Qualunque provvedimento di una certa identità il governo vorrà assumere dovrà negoziarlo con l’Europa. Siamo usciti dalla procedura di infrazione per deficit eccessivo, ma i margini di manovra che ne derivano ammontano al massimo a 8 miliardi di euro, lo 0,5% del pil. Per averne di maggiori, dovremo chiedere all’Ue di non conteggiare, nel computo del deficit, risorse utilizzate – a seconda delle ricette delle varie forza politiche – per le finalità più disparate. Renato Brunetta, per esempio, ha proposto di non calcolare gli effetti prodotti dagli ultimi due terremoti, quello dell’Aquila e quello in Emilia Romagna (22 mld). Il governo, dal canto suo, si limita a chiedere di non conteggiare le quote destinate agli investimenti. Alberto Bagnai, professore associato di Politica economica presso l’Università G. D’Annunzio di Pescara, e firmatario assieme a molti altri docenti di fama internazionale del Manifesto di solidarietà europea che sarà presentato il 15 giugno a Parigi, ci spiega qual è l’unica strada per uscire dalla crisi.
Sembra che tutte le ricette economiche passino dalla concessioni europee in merito al deficit.
Il dibattito sullo scorporo di alcune voci dal computo del rapporto deficit/Pil è vecchio quanto il trattato di Maastricht. E’ dagli anni ‘90 che se ne parla, ma una decisione del genere non è mai stata presa e, nel frattempo, sono passati 20 anni. Da sempre esiste la consapevolezza dei problemi che norme troppo rigide avrebbero determinato, ma non si è mai voluto allentarle sul fronte degli investimenti. Oggi, di fronte alla drammaticità della crisi, sembrebbe auspicabile che i politici prendessero atto della necessità di dotarsi di regole più flessibili. Tuttavia, svariati premi Nobel tra cui, di recente, James Mirrlees al Festival dell’economia di Trento, hanno chiarito che il problema non si risolve allentando le restrizioni per i Paesi del Sud-Europa, ovvero quelli maggiormente indebitati con l’estero. In questo contesto, infatti, le politiche che stimolano l’economia non miglioreranno la nostra competitività.
Perché no?
Non faremmo altro che rilanciare la domanda di importazioni, rendere ancora peggiore la nostra situazione debitoria, alimentare la crescita dei prezzi e, di conseguenza, diventare ancor meno competitivi.
Che alternative restano?
O si riallineano i cambi tra nord e sud, o qualunque altra misura di politica espansiva non rappresenterà altro che un pannicello caldo che, oltretutto, si trasformerebbe in breve nell’ennesimo boomerang. Si tratterebbe di interventi non solo nient’affatto risolutivi, ma persino dannosi.

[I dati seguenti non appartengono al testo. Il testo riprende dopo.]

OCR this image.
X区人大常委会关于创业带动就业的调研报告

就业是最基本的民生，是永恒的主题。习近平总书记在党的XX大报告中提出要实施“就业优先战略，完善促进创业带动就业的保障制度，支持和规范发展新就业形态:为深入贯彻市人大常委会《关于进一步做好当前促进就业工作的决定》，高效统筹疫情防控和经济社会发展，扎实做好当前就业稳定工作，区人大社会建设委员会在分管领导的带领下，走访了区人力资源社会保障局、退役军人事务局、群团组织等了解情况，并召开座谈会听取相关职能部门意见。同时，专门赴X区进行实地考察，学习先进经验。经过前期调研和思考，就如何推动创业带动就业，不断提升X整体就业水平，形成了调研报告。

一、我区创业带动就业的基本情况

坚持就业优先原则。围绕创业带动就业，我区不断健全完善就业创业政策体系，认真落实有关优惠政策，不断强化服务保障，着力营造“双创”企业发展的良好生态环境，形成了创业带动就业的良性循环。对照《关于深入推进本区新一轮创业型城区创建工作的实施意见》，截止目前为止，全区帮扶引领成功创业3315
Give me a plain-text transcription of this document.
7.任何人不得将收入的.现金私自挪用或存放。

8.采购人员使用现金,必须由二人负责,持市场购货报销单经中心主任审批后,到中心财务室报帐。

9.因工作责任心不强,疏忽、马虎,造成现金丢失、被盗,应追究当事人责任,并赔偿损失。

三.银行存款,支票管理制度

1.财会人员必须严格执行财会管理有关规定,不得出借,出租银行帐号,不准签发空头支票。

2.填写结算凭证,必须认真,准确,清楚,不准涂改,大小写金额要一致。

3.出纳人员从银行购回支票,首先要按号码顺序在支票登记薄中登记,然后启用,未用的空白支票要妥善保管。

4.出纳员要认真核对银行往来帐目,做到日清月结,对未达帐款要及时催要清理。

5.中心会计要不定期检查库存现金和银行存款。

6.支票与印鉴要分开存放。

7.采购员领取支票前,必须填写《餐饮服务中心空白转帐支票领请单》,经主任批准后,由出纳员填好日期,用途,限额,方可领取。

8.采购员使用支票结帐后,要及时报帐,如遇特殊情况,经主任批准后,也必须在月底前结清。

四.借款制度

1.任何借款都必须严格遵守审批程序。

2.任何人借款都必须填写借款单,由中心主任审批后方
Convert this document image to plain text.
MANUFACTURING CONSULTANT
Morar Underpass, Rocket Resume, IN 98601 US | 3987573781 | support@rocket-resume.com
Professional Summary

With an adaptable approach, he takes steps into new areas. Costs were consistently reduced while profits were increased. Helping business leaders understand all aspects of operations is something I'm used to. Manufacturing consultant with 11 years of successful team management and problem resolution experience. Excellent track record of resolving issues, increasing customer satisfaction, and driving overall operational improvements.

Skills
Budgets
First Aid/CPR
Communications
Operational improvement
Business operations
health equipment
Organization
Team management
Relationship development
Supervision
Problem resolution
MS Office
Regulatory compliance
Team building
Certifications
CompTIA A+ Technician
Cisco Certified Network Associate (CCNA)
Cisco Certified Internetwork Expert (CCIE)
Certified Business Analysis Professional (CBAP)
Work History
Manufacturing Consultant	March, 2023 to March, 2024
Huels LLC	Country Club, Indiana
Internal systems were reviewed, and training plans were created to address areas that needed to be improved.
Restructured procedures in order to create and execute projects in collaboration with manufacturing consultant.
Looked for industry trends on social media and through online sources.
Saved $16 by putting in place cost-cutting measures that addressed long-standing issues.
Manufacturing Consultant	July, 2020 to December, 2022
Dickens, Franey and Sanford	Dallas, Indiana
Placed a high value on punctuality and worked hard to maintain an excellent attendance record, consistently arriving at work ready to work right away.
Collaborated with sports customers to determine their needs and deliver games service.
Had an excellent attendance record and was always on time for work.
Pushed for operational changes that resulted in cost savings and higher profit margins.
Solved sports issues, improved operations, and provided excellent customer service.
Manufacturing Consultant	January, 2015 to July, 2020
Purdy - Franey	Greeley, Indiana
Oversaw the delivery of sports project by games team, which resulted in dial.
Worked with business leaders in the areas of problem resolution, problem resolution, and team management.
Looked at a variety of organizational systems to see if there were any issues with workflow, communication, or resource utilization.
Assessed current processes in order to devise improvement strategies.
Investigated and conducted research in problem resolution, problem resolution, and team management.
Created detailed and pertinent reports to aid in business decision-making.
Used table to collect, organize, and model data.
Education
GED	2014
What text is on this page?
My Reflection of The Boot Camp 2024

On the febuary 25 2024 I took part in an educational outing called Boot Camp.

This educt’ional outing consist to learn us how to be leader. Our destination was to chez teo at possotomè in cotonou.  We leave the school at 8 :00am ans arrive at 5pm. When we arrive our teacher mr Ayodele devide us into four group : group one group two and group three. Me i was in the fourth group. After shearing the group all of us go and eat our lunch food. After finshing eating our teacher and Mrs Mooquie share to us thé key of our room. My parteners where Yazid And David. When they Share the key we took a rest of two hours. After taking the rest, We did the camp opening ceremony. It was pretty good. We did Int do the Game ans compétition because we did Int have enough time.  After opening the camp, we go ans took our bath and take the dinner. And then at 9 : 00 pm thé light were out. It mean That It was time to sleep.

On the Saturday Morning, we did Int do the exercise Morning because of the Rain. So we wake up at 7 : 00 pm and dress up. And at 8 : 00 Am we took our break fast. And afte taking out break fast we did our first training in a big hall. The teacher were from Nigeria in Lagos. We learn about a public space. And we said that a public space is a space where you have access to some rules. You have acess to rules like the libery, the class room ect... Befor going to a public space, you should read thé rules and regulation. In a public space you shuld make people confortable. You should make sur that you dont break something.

Avendo una divisa unica, l’unica possibilità per allineare i cambi è la nostra uscita dall’euro?
Dal momento che nessuno dei nostri politici vuole sentire, in tal senso, ragioni (perché gran parte di essi hanno costruito fortune e carriere politiche sulla difesa dell’euro) possiamo auspicare l’uscita dei Paesi del nord Europa – in primis della Germania – dove diversi movimenti politici, autorevoli e sempre più grandi, stanno criticando l’attuale assetto economico-monetario.
Perché la Germania dovrebbe lasciare?
Anzitutto, l’Europa rappresenta pur sempre il suo mercato principale. Se dovesse implodere, anche per i tedeschi sarebbe un bel problema. Ci sarebbe, inoltre, un richiamo identitario nel tornare a una moneta forte. Non dimentichiamo che quando l’Italia uscì dalla moneta debole per entrare nell’euro e, quindi, nel club dei virtuosi, ci fu un’euforia generale. Per la Germania varrebbe un meccanismo psicologico simile: il Paese sta entrando in una fase recessiva, e i politici tedeschi incolpano del processo le popolazioni del sud. Comunque la si giri, l’abbandono della divisa unica coinciderebbe con l’abbandono di una moneta svantaggiosa per colpa degli altri per tornare a una valuta vantaggiosa per merito loro.